Pour la seconde Constituante, la liste communiste est reconduite inchangée mais connaît un léger tassement de son score avec 141 254 voix. Madeleine Braun est réélue avec ses trois colistiers. Elle retrouve dans cette assemblée ses fonctions dans les mêmes commissions. En outre, le 14 juin 1946, elle est élue vice-présidente de l'Assemblée nationale et est ainsi la première femme à occuper ce poste. Pendant le bref mandat de cette assemblée, elle dépose une proposition de loi tendant à établir le statut des étrangers, problème qui lui est cher depuis longtemps.

Aux élections législatives de 1946, on retrouve la même configuration électorale et le même résultat, avec toutefois une augmentation du nombre de voix recueillies par le parti communiste (146 573). Dans la nouvelle Assemblée, Madeleine Braun détient de nombreuses responsabilités. Réélue à quatre reprises vice-présidente de l'Assemblée nationale, elle appartient à la Commission du suffrage universel, à celle des affaires étrangères et à celle de la presse. En 1947, elle est membre de la Commission chargée d'enquêter sur les événements survenus en France de 1933 à 1945 et, à partir de 1949, de la Commission des immunités parlementaires. Dans ses travaux écrits, Madeleine Braun reprend des propositions déjà faites mais non examinées et en ajoute de nouvelles : citons une proposition de loi tendant à faire admettre les femmes à égalité de titres à toutes les fonctions publiques et professions libérales (janvier 1947), une proposition de résolution tendant à inviter le gouvernement à prendre toutes les initiatives permettant de résoudre le plus rapidement possible le problème tragique de l'Exodus (juillet 1947) ou enfin, thème pour elle sensible, une proposition de résolution tendant à inviter le gouvernement à faire cesser la violation des décisions internationales que constitue la présence à Paris de Nicolas Franco, frère du général Franco, envoyé en mission par celui-ci (23 décembre 1948).

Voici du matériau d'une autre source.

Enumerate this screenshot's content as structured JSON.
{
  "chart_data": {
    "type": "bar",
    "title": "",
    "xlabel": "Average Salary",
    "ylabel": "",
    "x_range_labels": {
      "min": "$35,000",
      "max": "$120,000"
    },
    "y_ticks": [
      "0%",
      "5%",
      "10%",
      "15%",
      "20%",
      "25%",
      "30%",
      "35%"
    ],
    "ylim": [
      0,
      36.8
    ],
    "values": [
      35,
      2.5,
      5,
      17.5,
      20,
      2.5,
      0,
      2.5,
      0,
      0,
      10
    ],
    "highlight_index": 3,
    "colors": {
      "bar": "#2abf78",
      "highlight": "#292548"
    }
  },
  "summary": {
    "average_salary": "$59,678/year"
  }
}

Dans les débats, outre la présidence effective de nombreuses séances où elle réussit parfaitement à remplir son rôle en dépit des vives tensions entre son parti et le reste de l'Assemblée en cette période de guerre froide, elle intervient fréquemment tant sur des sujets extérieurs qu'intérieurs. Le 10 juillet 1947, par exemple, elle critique le retard du gouvernement à déposer un projet de statut de la presse et dénonce les effets pervers pour le cinéma français des accords Blum-Byrnes qui accroissent le déficit en devises de l'économie française, du fait du rapatriement outre-atlantique des recettes réalisées en France par les films américains. Le 26 juillet suivant, elle traite longuement de la situation en Espagne et en Grèce. Elle demande que le gouvernement soutienne les forces démocratiques et rompe avec les gouvernements dictatoriaux établis ou en passe de l'être dans ces pays. Le 26 juin 1948, Madeleine Braun critique vigoureusement la politique du gouvernement en matière de presse, qui amène à faire disparaître les journaux libres : les charges croissantes auxquelles ceux-ci doivent faire face ne sont pas compensées par la possibilité d'augmenter le prix de vente. Enfin, à plusieurs reprises elle prend la défense des républicains espagnols réfugiés en France, victimes de mesures de répression du gouvernement français ou encore s'en prend aux orientations atlantistes de la politique étrangère française qui, selon elle, asservissent la France à « l'impérialisme américain ».

Aux élections du 17 juin 1951, Madeleine Braun ne figure plus sur la liste des candidats du parti communiste et s'oriente alors vers la presse et l'édition tout en restant fidèle à ses engagements militants.